2006-07-22 18:51:00

       
  

Gênese

O filho do homem Cria divina filho de Deus pai
que gerou a mãe que concebeu o filho
que também é pai e fruto de si mesmo e de todos nós
 
Rebentos de tão puro e sacrossanto incesto
tateamos inseguros a placenta que nos cobre.

2006-07-18 14:18:00

       
  

Álbum

Reinvento a memória para caber no presente
Sou a sombra tátil de um tempo incerto
presa escaneada de uma foto ainda não revelada
ou talvez nem mesmo acontecida
 
Quando o passado brotar, despejarei os sonhos póstumos
na alvorada do meu recolhimento
Florescerá deste amontoado de recortes transversais
um álbum caótico de famílias que me povoaram
de imagens esparsas que compuseram meu rosto desfocado
de nomes trabalhosamente esquecidos
e fragmentos de um corpo fugidio
com as devidas dores e outros prazeres
nos membros amputados
 
Instantes antevistos rasgados antes da revelação:
da fogueira atemporal, cinzas das cinzas
que caíram por terra germinando outros frutos
outras ficções e semi verdades eternizadas
em ensaio permanente de fotos sobrepostas.
 

2006-07-06 12:29:00

       
  

Tudo é da minha conta

Discrição é um mito.Porcamente
fabricado.Manipulado por gentinha sem grandes ambições de espírito e
escassos de virtudes.Ora, se, como dizem os gnósticos, tudo é
manifestação divina, ou, como dizem os ”quânticos”, toda a matéria se
coaduna, então tudo é da minha conta,desde a derrota de Napoleão em
Waterloo ao problema de ejaculação precoce de um vizinho.Todos os
assuntos, todas as pequenezas, grandezas, minudências , particularidades
da vida alheia são do meu interesse.E quem é que vai mensurar aquilo
que é ou não do interesse coletivo?

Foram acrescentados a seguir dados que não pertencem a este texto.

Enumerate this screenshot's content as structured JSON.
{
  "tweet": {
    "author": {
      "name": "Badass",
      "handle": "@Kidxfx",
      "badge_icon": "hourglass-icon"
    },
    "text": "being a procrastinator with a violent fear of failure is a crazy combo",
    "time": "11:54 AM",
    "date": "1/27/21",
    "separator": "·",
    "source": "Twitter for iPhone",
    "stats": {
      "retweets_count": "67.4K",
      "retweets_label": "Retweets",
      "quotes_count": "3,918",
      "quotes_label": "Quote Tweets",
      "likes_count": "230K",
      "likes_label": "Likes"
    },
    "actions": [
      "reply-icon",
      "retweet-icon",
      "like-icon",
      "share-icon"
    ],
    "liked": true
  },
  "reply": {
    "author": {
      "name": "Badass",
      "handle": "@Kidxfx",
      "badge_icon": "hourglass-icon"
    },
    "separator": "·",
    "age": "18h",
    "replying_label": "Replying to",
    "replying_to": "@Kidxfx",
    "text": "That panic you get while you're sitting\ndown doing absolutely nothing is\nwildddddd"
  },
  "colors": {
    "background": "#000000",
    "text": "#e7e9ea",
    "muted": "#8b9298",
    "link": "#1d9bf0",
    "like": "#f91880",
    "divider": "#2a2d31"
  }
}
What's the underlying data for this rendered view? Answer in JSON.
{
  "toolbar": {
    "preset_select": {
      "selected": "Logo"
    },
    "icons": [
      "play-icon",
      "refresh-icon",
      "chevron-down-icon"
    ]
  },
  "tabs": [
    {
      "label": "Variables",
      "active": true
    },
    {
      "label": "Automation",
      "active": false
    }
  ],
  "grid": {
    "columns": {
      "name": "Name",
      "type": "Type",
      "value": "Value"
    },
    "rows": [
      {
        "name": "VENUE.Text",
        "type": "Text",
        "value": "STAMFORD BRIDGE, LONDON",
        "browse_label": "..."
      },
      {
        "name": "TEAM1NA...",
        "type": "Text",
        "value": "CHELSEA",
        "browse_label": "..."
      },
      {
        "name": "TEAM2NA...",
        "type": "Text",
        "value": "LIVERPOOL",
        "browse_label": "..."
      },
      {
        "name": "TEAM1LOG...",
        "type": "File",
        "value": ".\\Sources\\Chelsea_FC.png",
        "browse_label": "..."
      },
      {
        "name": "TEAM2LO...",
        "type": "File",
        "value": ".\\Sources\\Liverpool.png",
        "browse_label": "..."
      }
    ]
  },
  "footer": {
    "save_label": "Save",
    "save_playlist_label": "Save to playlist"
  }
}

Um indivíduo? O Senso comum? Prefiro
meu próprio escrutínio, me basear em minhas idiossincrasias a
confiar nas idiossincrasias pseudo-normais do populacho que faz
apologia ao ‘’apelo universal’’’.Prefiro o meu universozinho particular,
uma vez que o Joseph Campbell já dizia que o universo conspira a
meu favor.

Me transformei em jornalista para isto mesmo:para dar
uns ares de sofisticação à minha mania obsessiva de revirar aquilo
que os socialmente corretos dizem não me dizer respeito.Mas até no
jornalismo descobri , para meu desgosto, regrinhas éticas elementares do
”zé povinho do interesse comum”.A questão é que se me dizem que o
negócio não me diz respeito, aí é que eu me interesso mesmo.É de uma
simplicidade freudiana elementar, percebem? A vida sexual alheia, o mau
hálito do meu inimigo, a sarna secreta de um conhecido, a falha dentária
da musa do telejornal, tudo é matéria do meu interesse.Eu, pedante
contumaz, aprendiz de literato, acredito que a base de toda a
literatura, e , por conseguinte, de todas as demais artes, é mesmo o
fuxico, a curiosidade patológica sobre os detalhes sobre tudo e
qualquer coisa que nos cerca.Por que fazer um poema sobre um pôr do
sol ou sobre o canto do bem-te-vi, se se
pode construir uma epopéia sobre a suposta infidelidade da
mulher de Ulisses?A arte é a prova absoluta que só o fuxico e a
indiscrição produzem maravilhas na história da humanidade.Arte discreta é
coisa de árcades pós-enrustidos. Homero já sacava muito bem deste
prazer encantador que é meter o bedelho na vida alheia e ainda
foi bem copiado por Joyce, o fuxiqueiro pós moderno.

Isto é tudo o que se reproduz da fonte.